Specifically, how does plotting data from NumPy arrays affect execution time?
Analyze the time complexity of the following code snippet.
import numpy as np
import matplotlib.pyplot as plt
n = 1000
x = np.linspace(0, 10, n)
y = np.sin(x)
plt.plot(x, y)
plt.show()
This code creates an array of n points, computes their sine values, and plots them.
Identify the loops, recursion, array traversals that repeat.
- Primary operation: Computing sine for each of the n points in the array.
- How many times: Once for each of the n elements.
As n grows, the number of sine calculations and points to plot grows linearly.
| Input Size (n) | Approx. Operations |
|---|---|
| 10 | About 10 sine calculations and 10 plot points |
| 100 | About 100 sine calculations and 100 plot points |
| 1000 | About 1000 sine calculations and 1000 plot points |
Pattern observation: Doubling n roughly doubles the work done.
Time Complexity: O(n)
This means the time to compute and plot grows directly with the number of points.

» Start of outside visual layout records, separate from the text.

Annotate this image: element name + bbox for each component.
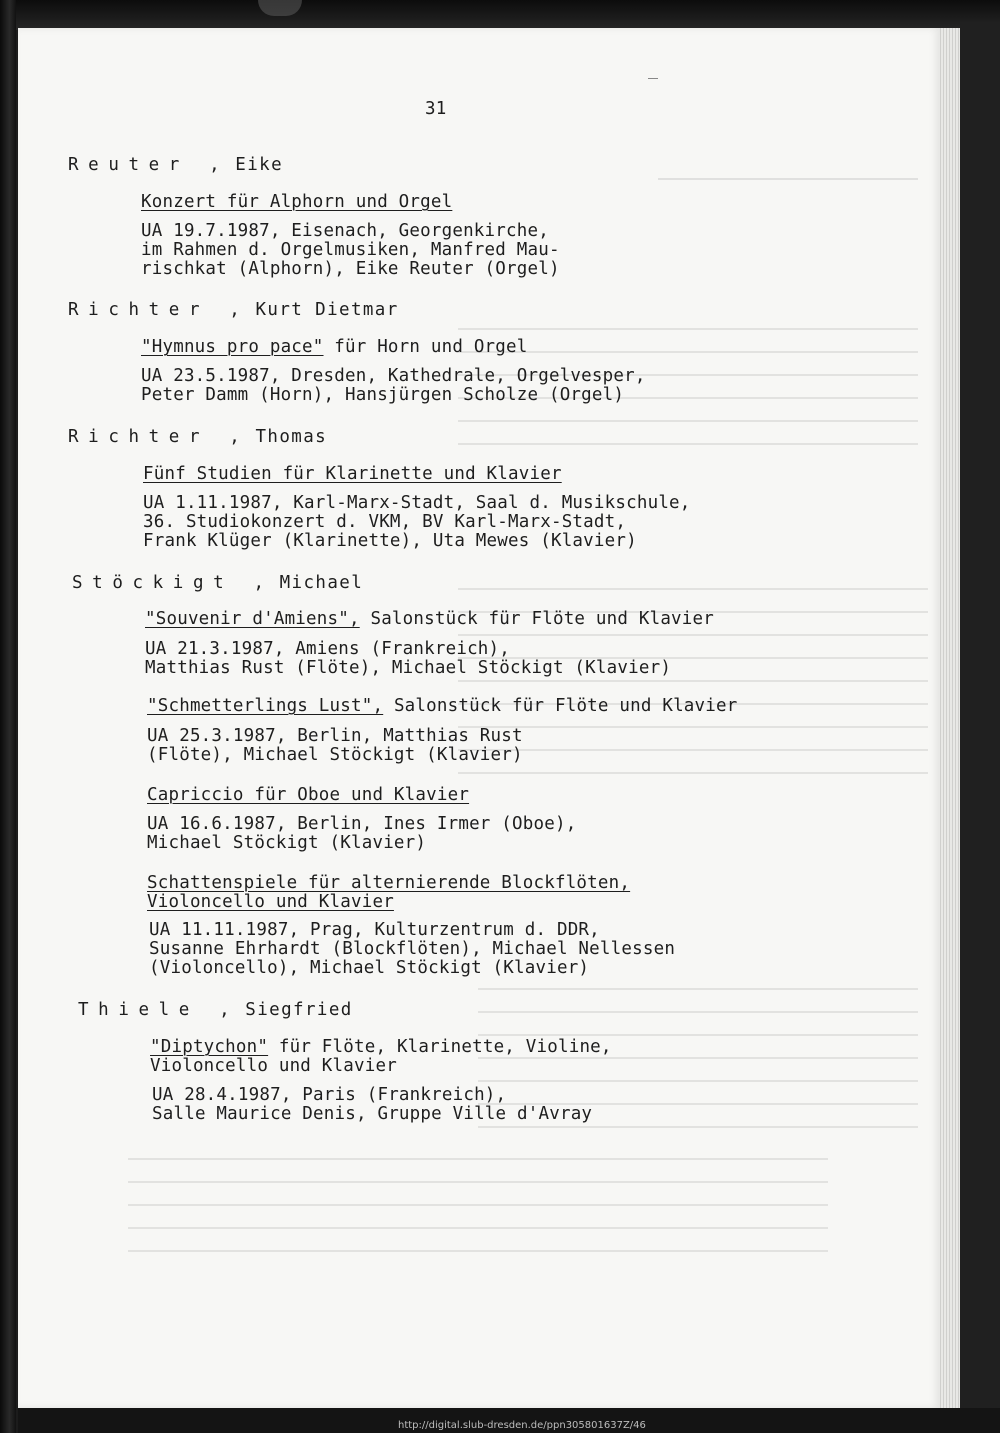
- work-detail-line: UA 28.4.1987, Paris (Frankreich),: [152, 1085, 507, 1105]
- work-detail-line: UA 16.6.1987, Berlin, Ines Irmer (Oboe),: [147, 814, 577, 834]
- work-title-row: [147, 695, 738, 717]
- work-title: "Schmetterlings Lust",: [147, 696, 384, 716]
- composer-surname: Thiele ,: [78, 1000, 240, 1020]
- work-title: "Souvenir d'Amiens",: [145, 609, 360, 629]
- work-title: Violoncello und Klavier: [147, 892, 394, 912]
- work-detail-line: UA 1.11.1987, Karl-Marx-Stadt, Saal d. Musikschule,: [143, 493, 691, 513]
- work-detail-line: Susanne Ehrhardt (Blockflöten), Michael Nellessen: [149, 939, 676, 959]
- work-title: Capriccio für Oboe und Klavier: [147, 785, 470, 805]
- composer-firstname: Eike: [235, 155, 284, 175]
- work-detail-line: Frank Klüger (Klarinette), Uta Mewes (Klavier): [143, 531, 637, 551]
- work-detail-line: UA 23.5.1987, Dresden, Kathedrale, Orgelvesper,: [141, 366, 646, 386]
- background-surface: [960, 24, 1000, 1433]
- work-title: Fünf Studien für Klarinette und Klavier: [143, 464, 562, 484]
- work-title: "Hymnus pro pace": [141, 337, 324, 357]
- work-detail-line: Peter Damm (Horn), Hansjürgen Scholze (Orgel): [141, 385, 625, 405]
- composer-surname: Richter ,: [68, 300, 250, 320]
- source-url-watermark: http://digital.slub-dresden.de/ppn305801637Z/46: [398, 1420, 646, 1431]
- composer-firstname: Siegfried: [245, 1000, 353, 1020]
- work-title-row: [141, 336, 528, 358]
- margin-tick: [648, 78, 658, 79]
- composer-heading: [78, 999, 353, 1021]
- work-detail-line: im Rahmen d. Orgelmusiken, Manfred Mau-: [141, 240, 560, 260]
- work-title: Schattenspiele für alternierende Blockflöten,: [147, 873, 631, 893]
- work-title-line2: Violoncello und Klavier: [150, 1056, 397, 1076]
- composer-firstname: Kurt Dietmar: [255, 300, 399, 320]
- work-title-suffix: für Horn und Orgel: [323, 337, 528, 357]
- work-title-suffix: Salonstück für Flöte und Klavier: [383, 696, 738, 716]
- work-detail-line: UA 21.3.1987, Amiens (Frankreich),: [145, 639, 511, 659]
- work-title-row: [145, 608, 714, 630]
- work-title-suffix: für Flöte, Klarinette, Violine,: [268, 1037, 612, 1057]
- work-detail-line: (Flöte), Michael Stöckigt (Klavier): [147, 745, 523, 765]
- page-stack-edges: [938, 28, 960, 1408]
- composer-heading: [68, 426, 327, 448]
- composer-heading: [68, 299, 399, 321]
- work-detail-line: Michael Stöckigt (Klavier): [147, 833, 427, 853]
- composer-heading: [72, 572, 363, 594]
- work-detail-line: rischkat (Alphorn), Eike Reuter (Orgel): [141, 259, 560, 279]
- composer-firstname: Michael: [279, 573, 364, 593]
- work-detail-line: (Violoncello), Michael Stöckigt (Klavier): [149, 958, 590, 978]
- scan-top-edge: [0, 0, 1000, 30]
- composer-firstname: Thomas: [255, 427, 328, 447]
- work-detail-line: UA 11.11.1987, Prag, Kulturzentrum d. DDR,: [149, 920, 600, 940]
- page-number: 31: [425, 99, 447, 119]
- book-binding: [0, 0, 16, 1433]
- work-detail-line: Matthias Rust (Flöte), Michael Stöckigt (Klavier): [145, 658, 672, 678]
- composer-surname: Richter ,: [68, 427, 250, 447]
- composer-surname: Stöckigt ,: [72, 573, 274, 593]
- work-detail-line: UA 25.3.1987, Berlin, Matthias Rust: [147, 726, 523, 746]
- composer-surname: Reuter ,: [68, 155, 230, 175]
- work-title-suffix: Salonstück für Flöte und Klavier: [359, 609, 715, 629]
- work-detail-line: Salle Maurice Denis, Gruppe Ville d'Avray: [152, 1104, 593, 1124]
- composer-heading: [68, 154, 283, 176]
- work-title: Konzert für Alphorn und Orgel: [141, 192, 453, 212]
- work-detail-line: 36. Studiokonzert d. VKM, BV Karl-Marx-Stadt,: [143, 512, 627, 532]
- work-title: "Diptychon": [150, 1037, 269, 1057]
- work-detail-line: UA 19.7.1987, Eisenach, Georgenkirche,: [141, 221, 549, 241]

[X] Wrong: "Plotting always takes constant time regardless of data size."
[OK] Correct: Plotting needs to process each data point, so more points mean more work and longer time.
Understanding how data size affects plotting time helps you explain performance in data visualization tasks clearly and confidently.
"What if we used a scatter plot instead of a line plot? How would the time complexity change?"